Christine Lagarde is not universally popular. Nor is the IMF. And there are good reasons. The IMF has made serious errors that have had enormous cost in many countries and resulted in the imposition of what has been called the Washington Consensus on far too many of them. But things are changing at the IMF. They are beginning to realise the error of their ways. This is from a new blog by Christine Lagarde introducing a staff paper that is part of its radical relearning of what economics has to be all about:
We have learned, both from working with our member countries, and from our research, that sharing the fruits of growth–what we call inclusion–is key to achieving sustainable economic growth. All segments of society should feel that they have an opportunity to make a better life for themselves.
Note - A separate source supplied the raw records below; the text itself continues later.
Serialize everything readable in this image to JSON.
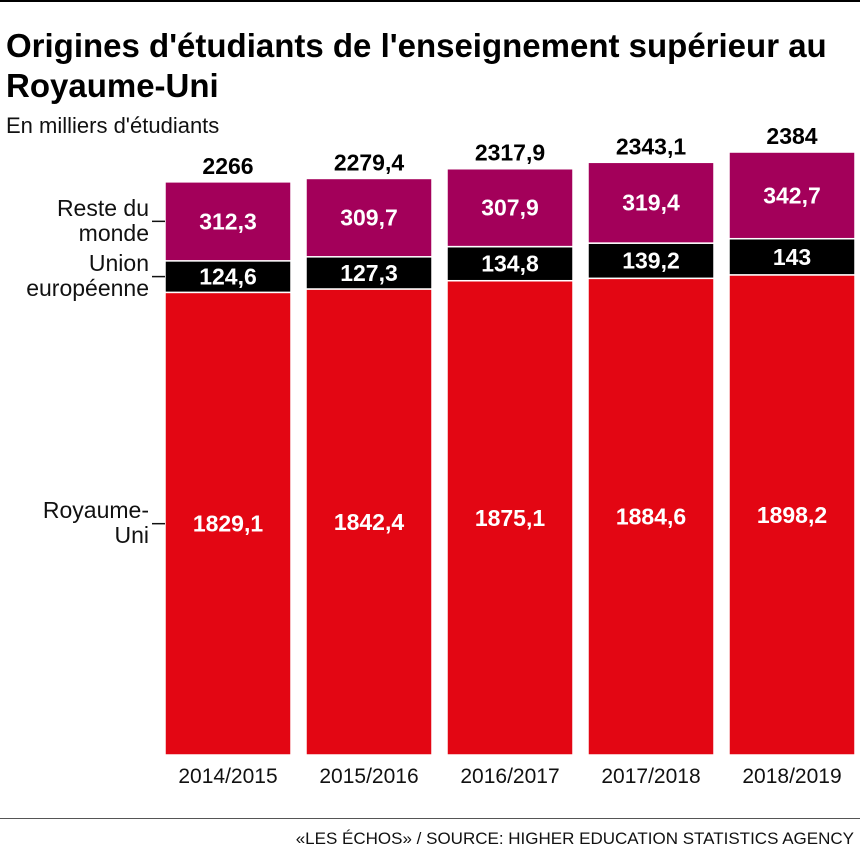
{
  "title": "Origines d'étudiants de l'enseignement supérieur au Royaume-Uni",
  "subtitle": "En milliers d'étudiants",
  "source": "«LES ÉCHOS» / SOURCE: HIGHER EDUCATION STATISTICS AGENCY",
  "chart_data": {
    "type": "bar",
    "stacked": true,
    "categories": [
      "2014/2015",
      "2015/2016",
      "2016/2017",
      "2017/2018",
      "2018/2019"
    ],
    "totals": [
      "2266",
      "2279,4",
      "2317,9",
      "2343,1",
      "2384"
    ],
    "series": [
      {
        "name": "Royaume-Uni",
        "label_lines": [
          "Royaume-",
          "Uni"
        ],
        "color": "#e30613",
        "values": [
          1829.1,
          1842.4,
          1875.1,
          1884.6,
          1898.2
        ],
        "labels": [
          "1829,1",
          "1842,4",
          "1875,1",
          "1884,6",
          "1898,2"
        ]
      },
      {
        "name": "Union européenne",
        "label_lines": [
          "Union",
          "européenne"
        ],
        "color": "#000000",
        "values": [
          124.6,
          127.3,
          134.8,
          139.2,
          143
        ],
        "labels": [
          "124,6",
          "127,3",
          "134,8",
          "139,2",
          "143"
        ]
      },
      {
        "name": "Reste du monde",
        "label_lines": [
          "Reste du",
          "monde"
        ],
        "color": "#a3005a",
        "values": [
          312.3,
          309.7,
          307.9,
          319.4,
          342.7
        ],
        "labels": [
          "312,3",
          "309,7",
          "307,9",
          "319,4",
          "342,7"
        ]
      }
    ],
    "ylim": [
      0,
      2384
    ],
    "legend": "left"
  }
}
Our new staff analysis, released today, uncovers the various channels through which critical reforms that promote growth (such as those in agriculture, the financial sector, and public investment) can sometimes widen inequality in lower-income countries. The study also illustrates how additional measures can mitigate such growth and equality trade-offs.
The bottom line is this: First, pro-growth policies can be truly inclusive only if policies are designed with careful attention to the details of who gains and who loses. Second, well-targeted measures can ensure that everyone gains from essential economic reforms–and help further strengthen the case for pursuing reforms.
The argument is clear.
First austerity does not work.
Second, trickle down does not work.
Third, what you promote as a mechanism for growth matters: not all growth is equal and much is inequality inducing.
Fourth, what matters most of all then is growth aimed at reducing inequality. Nothing else is sustainable.
I won't ignore the IMF's past mistakes. But I welcome any sinner who repents. I sincerely hope the IMF is doing just that. It's overdue.